De Brunand ne répondant rien : — Mademoiselle Méliand mérite mille fois mieux que moi, continua Charles Garnier. Je le sais parfaitement. Mais, si charmante, si accomplie qu’elle soit, j’ai des espérances plus hautes… Vous le savez, je ne veux pas me prendre aux amours de la terre.

— Mes compliments, jeune homme, fit l’officier avec un respect moqueur.

— Je les accepte, dit Charles gravement, et vous me verrez religieux, l’un de ces jours.

— Votre père a d’autres projets… Il m’a fait part de sa résolution de vous marier avec sa pupille… et, soit dit en passant, il m’a semblé que M. Garnier voulait plutôt me donner un avertissement que m’honorer d’une confidence.

— Je ne me marierai jamais, dit Charles Garnier, très calme.

— Quand vous vous serez un peu débattu contre l’amour, vous parlerez autrement.

Charles écoutait paisible et souriant. — Réginald, dit-il, tout à coup, vous rappelez-vous notre dernière soirée au Colisée… et ce que nous disions sur le bonheur de ceux qui ont tout sacrifié à Jésus-Christ ?

— C’est-à-dire ce que vous disiez… Sans doute, je m’en souviens… Mais vous êtes bel et bien condamné au bonheur de la terre. Il faut vous résigner. Toutes vos prières n’y pourront rien… Vous ne pouvez la fuir, donc vous l’aimerez. Il n’y a pas de cœur humain à l’épreuve de la beauté.

— Pas de cœur vide peut-être, murmura Charles levant les yeux au ciel. Mais quand le cœur est plein…

— La flamme pénètre partout.

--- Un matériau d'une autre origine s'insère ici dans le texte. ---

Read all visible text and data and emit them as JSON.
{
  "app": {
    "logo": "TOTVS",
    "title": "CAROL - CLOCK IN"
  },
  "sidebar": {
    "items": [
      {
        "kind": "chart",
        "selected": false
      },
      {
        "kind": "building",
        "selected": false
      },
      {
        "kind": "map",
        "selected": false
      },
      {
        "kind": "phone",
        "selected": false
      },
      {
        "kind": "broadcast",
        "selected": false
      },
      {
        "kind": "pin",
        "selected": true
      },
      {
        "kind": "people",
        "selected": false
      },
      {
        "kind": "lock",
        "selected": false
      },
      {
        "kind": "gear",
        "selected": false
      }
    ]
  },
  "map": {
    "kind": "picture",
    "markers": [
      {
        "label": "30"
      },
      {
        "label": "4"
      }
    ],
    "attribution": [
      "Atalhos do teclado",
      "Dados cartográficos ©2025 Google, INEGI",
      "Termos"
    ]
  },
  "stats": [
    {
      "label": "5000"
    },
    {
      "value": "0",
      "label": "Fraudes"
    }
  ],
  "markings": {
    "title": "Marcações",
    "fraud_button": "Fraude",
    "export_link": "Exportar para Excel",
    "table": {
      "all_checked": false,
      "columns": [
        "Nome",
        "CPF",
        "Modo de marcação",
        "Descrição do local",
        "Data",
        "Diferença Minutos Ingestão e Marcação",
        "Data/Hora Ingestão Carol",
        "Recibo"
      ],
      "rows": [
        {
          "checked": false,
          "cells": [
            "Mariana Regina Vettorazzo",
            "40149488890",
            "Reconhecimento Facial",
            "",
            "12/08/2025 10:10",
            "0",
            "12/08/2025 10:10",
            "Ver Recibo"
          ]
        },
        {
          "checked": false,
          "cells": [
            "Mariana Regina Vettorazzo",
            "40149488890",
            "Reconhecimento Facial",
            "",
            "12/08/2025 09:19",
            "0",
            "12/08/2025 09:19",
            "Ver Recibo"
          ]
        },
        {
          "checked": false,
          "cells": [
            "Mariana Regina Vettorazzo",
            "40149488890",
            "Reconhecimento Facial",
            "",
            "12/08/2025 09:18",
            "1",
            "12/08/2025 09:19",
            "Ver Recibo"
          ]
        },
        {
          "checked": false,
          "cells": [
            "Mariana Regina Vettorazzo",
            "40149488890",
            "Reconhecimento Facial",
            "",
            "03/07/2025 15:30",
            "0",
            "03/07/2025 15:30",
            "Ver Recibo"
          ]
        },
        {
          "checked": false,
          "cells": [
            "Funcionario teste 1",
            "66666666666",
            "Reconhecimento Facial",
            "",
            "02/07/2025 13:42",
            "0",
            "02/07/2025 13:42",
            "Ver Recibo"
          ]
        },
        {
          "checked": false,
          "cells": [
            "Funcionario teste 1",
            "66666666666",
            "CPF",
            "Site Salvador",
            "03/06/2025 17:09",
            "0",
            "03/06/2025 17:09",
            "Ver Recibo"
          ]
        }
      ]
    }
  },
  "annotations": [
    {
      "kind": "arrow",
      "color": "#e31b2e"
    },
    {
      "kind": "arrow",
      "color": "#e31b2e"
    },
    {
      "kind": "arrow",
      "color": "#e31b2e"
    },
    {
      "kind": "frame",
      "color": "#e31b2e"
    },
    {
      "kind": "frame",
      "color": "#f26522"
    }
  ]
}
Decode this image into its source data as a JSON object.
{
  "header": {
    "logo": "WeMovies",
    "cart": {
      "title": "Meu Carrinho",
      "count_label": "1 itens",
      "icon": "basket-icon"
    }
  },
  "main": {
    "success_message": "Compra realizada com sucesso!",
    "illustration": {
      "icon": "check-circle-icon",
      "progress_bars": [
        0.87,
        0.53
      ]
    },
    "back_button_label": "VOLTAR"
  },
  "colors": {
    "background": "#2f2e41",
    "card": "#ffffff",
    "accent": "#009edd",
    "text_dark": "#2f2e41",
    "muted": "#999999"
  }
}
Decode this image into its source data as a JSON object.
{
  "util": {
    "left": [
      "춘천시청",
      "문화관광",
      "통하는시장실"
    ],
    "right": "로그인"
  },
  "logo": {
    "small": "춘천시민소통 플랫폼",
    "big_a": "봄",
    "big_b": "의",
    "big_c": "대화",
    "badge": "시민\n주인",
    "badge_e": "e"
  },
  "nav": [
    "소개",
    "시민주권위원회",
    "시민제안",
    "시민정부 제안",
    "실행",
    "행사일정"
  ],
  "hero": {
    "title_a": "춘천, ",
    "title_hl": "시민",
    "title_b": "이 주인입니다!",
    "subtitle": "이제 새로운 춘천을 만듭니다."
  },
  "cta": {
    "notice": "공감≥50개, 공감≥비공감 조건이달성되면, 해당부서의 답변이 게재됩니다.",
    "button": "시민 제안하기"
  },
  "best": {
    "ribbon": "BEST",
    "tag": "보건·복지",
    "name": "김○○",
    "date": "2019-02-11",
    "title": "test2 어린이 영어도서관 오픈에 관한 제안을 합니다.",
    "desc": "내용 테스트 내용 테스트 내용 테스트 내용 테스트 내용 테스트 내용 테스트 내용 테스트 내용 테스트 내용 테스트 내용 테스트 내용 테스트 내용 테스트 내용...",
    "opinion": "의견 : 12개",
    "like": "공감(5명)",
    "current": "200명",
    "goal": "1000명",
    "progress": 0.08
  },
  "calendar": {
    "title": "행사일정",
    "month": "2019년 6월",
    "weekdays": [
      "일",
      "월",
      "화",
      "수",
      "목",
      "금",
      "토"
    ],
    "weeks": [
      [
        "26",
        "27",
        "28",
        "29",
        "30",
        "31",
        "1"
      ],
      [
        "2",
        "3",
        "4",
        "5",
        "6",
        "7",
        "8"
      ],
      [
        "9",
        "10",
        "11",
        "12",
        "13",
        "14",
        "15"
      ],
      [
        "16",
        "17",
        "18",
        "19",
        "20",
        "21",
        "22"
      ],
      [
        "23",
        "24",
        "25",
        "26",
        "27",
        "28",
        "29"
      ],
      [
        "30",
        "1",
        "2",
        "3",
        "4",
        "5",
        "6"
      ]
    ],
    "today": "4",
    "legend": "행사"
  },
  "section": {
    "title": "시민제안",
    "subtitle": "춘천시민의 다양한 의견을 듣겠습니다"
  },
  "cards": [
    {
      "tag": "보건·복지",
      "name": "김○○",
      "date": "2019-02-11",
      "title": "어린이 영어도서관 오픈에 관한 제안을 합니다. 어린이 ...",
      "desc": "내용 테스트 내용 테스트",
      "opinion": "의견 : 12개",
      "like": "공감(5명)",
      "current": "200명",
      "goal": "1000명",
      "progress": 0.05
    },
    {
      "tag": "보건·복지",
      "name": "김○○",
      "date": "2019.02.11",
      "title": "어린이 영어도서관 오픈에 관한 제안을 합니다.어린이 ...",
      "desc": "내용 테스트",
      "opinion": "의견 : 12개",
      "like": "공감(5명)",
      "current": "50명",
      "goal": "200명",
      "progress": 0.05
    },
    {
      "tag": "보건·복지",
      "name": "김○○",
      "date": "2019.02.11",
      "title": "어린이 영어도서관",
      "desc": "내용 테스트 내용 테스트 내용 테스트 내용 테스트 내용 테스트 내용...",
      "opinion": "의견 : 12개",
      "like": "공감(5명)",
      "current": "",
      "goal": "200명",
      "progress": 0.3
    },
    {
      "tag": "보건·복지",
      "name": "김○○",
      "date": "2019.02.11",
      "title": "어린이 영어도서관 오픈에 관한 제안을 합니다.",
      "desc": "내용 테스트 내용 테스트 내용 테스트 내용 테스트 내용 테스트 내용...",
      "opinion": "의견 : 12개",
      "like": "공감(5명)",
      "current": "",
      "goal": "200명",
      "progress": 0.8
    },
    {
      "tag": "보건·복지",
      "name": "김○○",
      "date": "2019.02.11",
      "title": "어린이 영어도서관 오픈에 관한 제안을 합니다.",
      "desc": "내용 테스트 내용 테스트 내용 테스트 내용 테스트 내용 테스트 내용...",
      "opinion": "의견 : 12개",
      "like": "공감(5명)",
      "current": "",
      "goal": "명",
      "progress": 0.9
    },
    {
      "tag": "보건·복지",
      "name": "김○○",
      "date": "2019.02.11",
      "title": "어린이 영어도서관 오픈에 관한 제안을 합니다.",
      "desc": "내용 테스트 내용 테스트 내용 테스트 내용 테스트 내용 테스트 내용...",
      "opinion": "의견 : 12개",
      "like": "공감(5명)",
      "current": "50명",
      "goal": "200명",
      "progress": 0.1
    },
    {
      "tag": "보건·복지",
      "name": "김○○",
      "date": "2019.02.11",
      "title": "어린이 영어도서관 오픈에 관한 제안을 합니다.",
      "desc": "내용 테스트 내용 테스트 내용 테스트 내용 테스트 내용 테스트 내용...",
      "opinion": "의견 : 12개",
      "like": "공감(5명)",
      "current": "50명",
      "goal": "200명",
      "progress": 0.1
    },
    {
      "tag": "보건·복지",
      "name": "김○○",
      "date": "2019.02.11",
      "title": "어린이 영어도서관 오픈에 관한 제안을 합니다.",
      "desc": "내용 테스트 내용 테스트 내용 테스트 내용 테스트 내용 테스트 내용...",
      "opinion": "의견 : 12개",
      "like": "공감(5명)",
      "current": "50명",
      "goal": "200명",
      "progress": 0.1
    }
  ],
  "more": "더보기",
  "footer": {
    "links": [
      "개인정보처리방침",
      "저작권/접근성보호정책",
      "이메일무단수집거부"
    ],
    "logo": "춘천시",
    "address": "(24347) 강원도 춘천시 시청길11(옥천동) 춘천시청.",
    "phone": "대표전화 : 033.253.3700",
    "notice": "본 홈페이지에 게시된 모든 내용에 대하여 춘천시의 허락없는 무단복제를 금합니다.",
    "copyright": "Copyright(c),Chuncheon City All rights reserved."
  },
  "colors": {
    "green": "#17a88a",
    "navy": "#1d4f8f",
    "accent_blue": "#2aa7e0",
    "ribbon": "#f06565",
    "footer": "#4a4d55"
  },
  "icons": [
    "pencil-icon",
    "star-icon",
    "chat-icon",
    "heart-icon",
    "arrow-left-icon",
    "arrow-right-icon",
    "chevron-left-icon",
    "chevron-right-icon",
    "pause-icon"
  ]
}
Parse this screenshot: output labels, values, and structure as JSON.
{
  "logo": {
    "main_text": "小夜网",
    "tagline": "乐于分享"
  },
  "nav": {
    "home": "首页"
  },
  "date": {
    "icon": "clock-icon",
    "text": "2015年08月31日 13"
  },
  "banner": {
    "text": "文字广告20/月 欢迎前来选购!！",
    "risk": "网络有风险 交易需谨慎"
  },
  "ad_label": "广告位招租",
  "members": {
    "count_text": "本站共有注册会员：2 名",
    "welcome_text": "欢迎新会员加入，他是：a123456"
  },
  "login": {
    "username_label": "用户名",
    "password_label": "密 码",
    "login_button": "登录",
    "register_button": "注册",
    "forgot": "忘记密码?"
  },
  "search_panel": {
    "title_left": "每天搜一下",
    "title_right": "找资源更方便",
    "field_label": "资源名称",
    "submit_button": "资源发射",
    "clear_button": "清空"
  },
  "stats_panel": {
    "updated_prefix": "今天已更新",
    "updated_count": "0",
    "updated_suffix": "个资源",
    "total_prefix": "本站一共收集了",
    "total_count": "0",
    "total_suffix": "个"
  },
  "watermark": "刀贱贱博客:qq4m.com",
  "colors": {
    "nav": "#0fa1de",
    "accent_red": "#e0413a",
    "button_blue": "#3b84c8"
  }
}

Vous l’apprendrez… Rentrons, fit le militaire d’un air sombre.

Une fois seul dans sa chambre, Charles Garnier, au lieu de gagner son lit, s’assit à sa table, et y resta quelque temps le front appuyé sur ses mains.

Puis, se levant, il alla s’agenouiller devant un Christ d’ivoire suspendu au mur, et tendant les bras vers l’image sacrée : « Ô Sauveur Jésus, murmura-t-il, que je ne vous sois pas infidèle ! que je fasse votre adorable volonté ! »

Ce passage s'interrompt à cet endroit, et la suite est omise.